Introduction to Data Structures and Algorithms
Data structures and algorithms are the core of computer science. A data structure organizes and stores data to enable efficient access and modification. An algorithm is a step-by-step procedure for solving a problem.
Why They Matter
Every program uses data structures and algorithms, whether explicitly or not. Choosing the wrong data structure can turn a fast program into an unusably slow one. A program that handles 1000 elements well may fail on a million because of algorithmic complexity.
Understanding DSA enables you to:
- Write programs that scale to large inputs.
- Recognize standard problems and apply known solutions.
- Reason about correctness and efficiency.
- Pass technical interviews.
Asymptotic Complexity
We describe algorithm efficiency using Big O notation, which characterizes how runtime (or space) grows as input size $n$ grows, ignoring constant factors.
Common Complexity Classes
| Notation | Name | Example |
|---|---|---|
| $O(1)$ | Constant | Hash table lookup |
| $O(\log n)$ | Logarithmic | Binary search |
| $O(n)$ | Linear | Linear scan |
| $O(n \log n)$ | Linearithmic | Merge sort |
| $O(n^2)$ | Quadratic | Bubble sort |
| $O(n^3)$ | Cubic | Naive matrix multiply |
| $O(2^n)$ | Exponential | Brute-force subsets |
| $O(n!)$ | Factorial | Brute-force permutations |
Formal Definitions
Big O (upper bound): $f(n) = O(g(n))$ if there exist $c > 0$ and $n_0$ such that $f(n) \leq c \cdot g(n)$ for all $n \geq n_0$.

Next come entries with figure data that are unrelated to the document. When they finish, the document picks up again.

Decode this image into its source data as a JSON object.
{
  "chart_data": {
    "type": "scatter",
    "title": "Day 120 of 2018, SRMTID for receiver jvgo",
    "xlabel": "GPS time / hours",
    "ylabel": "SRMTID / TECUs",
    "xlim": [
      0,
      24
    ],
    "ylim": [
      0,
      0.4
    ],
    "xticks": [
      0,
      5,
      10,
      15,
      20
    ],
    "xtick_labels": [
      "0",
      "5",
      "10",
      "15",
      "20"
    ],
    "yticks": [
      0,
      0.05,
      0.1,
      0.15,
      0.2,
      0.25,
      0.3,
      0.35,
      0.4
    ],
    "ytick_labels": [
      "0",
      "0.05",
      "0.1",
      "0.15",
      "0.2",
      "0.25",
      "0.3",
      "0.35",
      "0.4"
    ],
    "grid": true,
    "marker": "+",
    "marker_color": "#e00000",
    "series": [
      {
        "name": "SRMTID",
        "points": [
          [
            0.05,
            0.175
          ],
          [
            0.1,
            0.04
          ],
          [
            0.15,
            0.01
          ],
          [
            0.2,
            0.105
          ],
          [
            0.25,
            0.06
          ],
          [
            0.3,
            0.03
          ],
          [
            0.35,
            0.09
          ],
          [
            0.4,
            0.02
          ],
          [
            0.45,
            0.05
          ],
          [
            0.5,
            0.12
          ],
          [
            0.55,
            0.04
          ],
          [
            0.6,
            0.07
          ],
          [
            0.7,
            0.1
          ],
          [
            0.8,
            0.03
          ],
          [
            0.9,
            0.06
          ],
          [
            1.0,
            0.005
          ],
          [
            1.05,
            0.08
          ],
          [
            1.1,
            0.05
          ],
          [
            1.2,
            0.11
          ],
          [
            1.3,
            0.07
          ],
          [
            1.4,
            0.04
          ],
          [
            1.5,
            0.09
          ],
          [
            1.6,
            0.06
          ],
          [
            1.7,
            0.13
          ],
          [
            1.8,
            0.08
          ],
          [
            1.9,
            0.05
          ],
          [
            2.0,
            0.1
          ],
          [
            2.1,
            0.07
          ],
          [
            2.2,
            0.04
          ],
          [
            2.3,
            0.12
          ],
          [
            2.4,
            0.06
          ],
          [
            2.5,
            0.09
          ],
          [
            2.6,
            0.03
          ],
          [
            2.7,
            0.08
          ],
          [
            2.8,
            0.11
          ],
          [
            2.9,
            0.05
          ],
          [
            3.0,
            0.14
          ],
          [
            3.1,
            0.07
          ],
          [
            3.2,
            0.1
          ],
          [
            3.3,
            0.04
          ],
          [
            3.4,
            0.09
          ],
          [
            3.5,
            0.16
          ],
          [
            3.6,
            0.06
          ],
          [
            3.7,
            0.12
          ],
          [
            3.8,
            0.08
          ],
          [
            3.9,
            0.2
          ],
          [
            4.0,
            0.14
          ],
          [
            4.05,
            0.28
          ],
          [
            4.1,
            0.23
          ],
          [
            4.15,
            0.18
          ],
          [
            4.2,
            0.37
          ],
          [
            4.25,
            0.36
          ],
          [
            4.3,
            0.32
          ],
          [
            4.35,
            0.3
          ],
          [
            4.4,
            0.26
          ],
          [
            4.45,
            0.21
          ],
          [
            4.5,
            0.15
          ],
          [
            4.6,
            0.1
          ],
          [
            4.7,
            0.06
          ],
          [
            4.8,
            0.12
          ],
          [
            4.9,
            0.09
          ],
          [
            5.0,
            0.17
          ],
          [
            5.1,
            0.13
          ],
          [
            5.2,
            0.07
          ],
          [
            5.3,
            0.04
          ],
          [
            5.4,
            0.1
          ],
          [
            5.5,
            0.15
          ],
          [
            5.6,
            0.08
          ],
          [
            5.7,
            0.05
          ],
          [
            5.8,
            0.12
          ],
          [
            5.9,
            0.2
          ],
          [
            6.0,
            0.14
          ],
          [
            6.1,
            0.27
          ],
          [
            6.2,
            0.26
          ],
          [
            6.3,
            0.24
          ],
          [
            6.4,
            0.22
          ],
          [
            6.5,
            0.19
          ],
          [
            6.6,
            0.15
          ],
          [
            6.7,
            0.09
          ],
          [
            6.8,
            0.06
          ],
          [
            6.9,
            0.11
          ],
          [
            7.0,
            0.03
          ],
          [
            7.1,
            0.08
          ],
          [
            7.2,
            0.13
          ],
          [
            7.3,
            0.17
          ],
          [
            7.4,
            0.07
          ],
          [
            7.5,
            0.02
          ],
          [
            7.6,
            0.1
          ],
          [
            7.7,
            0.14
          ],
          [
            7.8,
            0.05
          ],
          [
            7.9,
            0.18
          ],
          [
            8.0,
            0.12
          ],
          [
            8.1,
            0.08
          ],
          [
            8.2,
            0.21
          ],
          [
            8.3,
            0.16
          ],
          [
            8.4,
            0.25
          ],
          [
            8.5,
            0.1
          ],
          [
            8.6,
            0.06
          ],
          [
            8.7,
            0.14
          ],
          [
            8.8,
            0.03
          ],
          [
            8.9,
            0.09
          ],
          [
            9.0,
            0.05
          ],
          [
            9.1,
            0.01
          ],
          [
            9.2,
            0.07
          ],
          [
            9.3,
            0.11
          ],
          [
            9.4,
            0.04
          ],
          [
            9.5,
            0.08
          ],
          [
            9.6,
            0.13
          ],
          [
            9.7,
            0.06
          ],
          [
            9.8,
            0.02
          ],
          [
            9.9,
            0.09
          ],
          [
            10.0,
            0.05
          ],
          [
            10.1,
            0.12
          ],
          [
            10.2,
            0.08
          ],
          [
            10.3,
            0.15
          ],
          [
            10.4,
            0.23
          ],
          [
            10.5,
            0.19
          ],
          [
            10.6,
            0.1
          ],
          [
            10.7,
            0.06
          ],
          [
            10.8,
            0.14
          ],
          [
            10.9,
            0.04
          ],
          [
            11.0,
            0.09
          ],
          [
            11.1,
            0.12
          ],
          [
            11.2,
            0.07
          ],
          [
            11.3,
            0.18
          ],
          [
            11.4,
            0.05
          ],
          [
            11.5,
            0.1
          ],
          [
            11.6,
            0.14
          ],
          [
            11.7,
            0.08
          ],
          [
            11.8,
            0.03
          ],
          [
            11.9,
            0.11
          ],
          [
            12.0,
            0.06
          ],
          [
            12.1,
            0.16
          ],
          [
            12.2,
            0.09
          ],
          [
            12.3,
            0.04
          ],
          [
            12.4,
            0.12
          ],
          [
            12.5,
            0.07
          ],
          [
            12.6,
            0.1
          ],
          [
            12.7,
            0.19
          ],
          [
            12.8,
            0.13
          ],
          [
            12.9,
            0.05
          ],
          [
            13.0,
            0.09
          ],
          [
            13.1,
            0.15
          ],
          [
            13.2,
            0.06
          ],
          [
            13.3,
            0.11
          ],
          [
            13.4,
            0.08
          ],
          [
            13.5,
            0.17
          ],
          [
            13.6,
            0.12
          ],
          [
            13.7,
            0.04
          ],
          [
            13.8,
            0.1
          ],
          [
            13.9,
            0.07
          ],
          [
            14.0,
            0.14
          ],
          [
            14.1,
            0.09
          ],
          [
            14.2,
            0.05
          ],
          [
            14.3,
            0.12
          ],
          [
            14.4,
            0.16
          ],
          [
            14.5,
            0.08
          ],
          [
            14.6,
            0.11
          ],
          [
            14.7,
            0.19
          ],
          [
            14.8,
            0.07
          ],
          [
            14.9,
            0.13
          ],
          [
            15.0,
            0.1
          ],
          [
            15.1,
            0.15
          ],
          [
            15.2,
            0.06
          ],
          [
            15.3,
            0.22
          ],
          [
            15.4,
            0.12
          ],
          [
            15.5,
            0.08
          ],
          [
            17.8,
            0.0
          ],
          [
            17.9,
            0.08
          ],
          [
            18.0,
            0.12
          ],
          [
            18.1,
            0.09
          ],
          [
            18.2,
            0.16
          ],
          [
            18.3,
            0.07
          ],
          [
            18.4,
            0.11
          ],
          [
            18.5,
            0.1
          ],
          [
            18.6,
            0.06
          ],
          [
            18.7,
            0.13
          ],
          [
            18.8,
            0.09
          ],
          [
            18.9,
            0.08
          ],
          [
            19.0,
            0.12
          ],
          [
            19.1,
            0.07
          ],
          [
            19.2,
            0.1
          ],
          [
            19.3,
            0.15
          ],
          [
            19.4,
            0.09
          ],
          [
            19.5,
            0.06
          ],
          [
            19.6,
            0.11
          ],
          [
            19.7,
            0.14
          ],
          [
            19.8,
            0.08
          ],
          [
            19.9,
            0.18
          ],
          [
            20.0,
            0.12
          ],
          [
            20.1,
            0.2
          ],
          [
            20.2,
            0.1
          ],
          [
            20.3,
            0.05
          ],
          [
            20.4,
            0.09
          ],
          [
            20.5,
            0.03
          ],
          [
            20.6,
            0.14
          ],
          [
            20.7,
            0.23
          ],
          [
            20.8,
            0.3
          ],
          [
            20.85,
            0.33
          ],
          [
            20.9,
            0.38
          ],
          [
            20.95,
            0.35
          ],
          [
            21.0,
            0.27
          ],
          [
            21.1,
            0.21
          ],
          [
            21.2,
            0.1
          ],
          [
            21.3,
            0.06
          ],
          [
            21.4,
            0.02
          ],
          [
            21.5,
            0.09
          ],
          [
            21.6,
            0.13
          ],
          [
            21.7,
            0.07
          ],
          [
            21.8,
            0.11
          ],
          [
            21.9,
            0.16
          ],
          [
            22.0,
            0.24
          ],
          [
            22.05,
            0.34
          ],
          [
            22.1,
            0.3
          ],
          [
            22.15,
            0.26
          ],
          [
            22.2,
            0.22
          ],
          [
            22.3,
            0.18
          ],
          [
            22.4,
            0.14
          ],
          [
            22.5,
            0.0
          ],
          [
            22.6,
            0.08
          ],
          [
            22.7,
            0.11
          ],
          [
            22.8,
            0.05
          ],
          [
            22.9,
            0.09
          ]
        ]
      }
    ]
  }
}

Big Omega (lower bound): $f(n) = \Omega(g(n))$ if $f(n) \geq c \cdot g(n)$.
Big Theta (tight bound): $f(n) = \Theta(g(n))$ if both $O$ and $\Omega$ hold.
Analyzing Code
Sequential statements: add complexities.
Loops: multiply the body complexity by the number of iterations.
Nested loops: multiply all loop counts.
Recursive algorithms: solve the recurrence relation.
Master Theorem: for $T(n) = aT(n/b) + f(n)$:
- If $f(n) = O(n^{\log_b a - \epsilon})$: $T(n) = \Theta(n^{\log_b a})$.
- If $f(n) = \Theta(n^{\log_b a})$: $T(n) = \Theta(n^{\log_b a} \log n)$.
- If $f(n) = \Omega(n^{\log_b a + \epsilon})$: $T(n) = \Theta(f(n))$.
Merge sort: $T(n) = 2T(n/2) + O(n)$. Case 2: $T(n) = O(n \log n)$.
Binary search: $T(n) = T(n/2) + O(1)$. Case 1: $T(n) = O(\log n)$.
Space Complexity
Memory usage also matters. $O(1)$ space = constant extra memory (in-place). $O(n)$ space = proportional to input size.
Auxiliary space: space used beyond the input itself.
Stack space for recursion: each recursive call uses $O(1)$ stack space. $k$-level deep recursion: $O(k)$ stack space. Deep recursion can cause stack overflow.
Abstract Data Types vs. Data Structures
An Abstract Data Type (ADT) defines a type by its behavior (operations and their semantics), not its implementation.
Stack ADT: push, pop, peek, isEmpty. Queue ADT: enqueue, dequeue, peek, isEmpty. Dictionary/Map ADT: insert, delete, lookup.
A data structure is a concrete implementation of an ADT. A Stack can be implemented with an array or a linked list.
Correctness
An algorithm is correct if it produces the right output for every valid input.
Loop invariant: a property that holds before and after each iteration. Proving the invariant holds at initialization and is preserved by each iteration proves partial correctness; combined with termination, proves total correctness.
Example (binary search): invariant: if the target exists, it is within [lo, hi]. At each step, the range halves. Terminates when lo > hi.
Algorithm Design Paradigms
Brute force: try all possibilities. Correct but often exponential.
Divide and conquer: split the problem into smaller sub-problems; solve recursively; combine. Merge sort, quicksort, binary search.
Greedy: make the locally optimal choice at each step. Works when the greedy choice property and optimal substructure hold. Dijkstra’s shortest path, Kruskal’s MST.
Dynamic programming: solve overlapping sub-problems once and store results. Optimal substructure required. Fibonacci, longest common subsequence, knapsack.
Backtracking: enumerate candidates; abandon (backtrack) a candidate as soon as it cannot lead to a valid solution. N-queens, Sudoku, subset sum.
Randomized algorithms: use randomness. Quicksort with random pivot, Bloom filters, approximate nearest neighbor.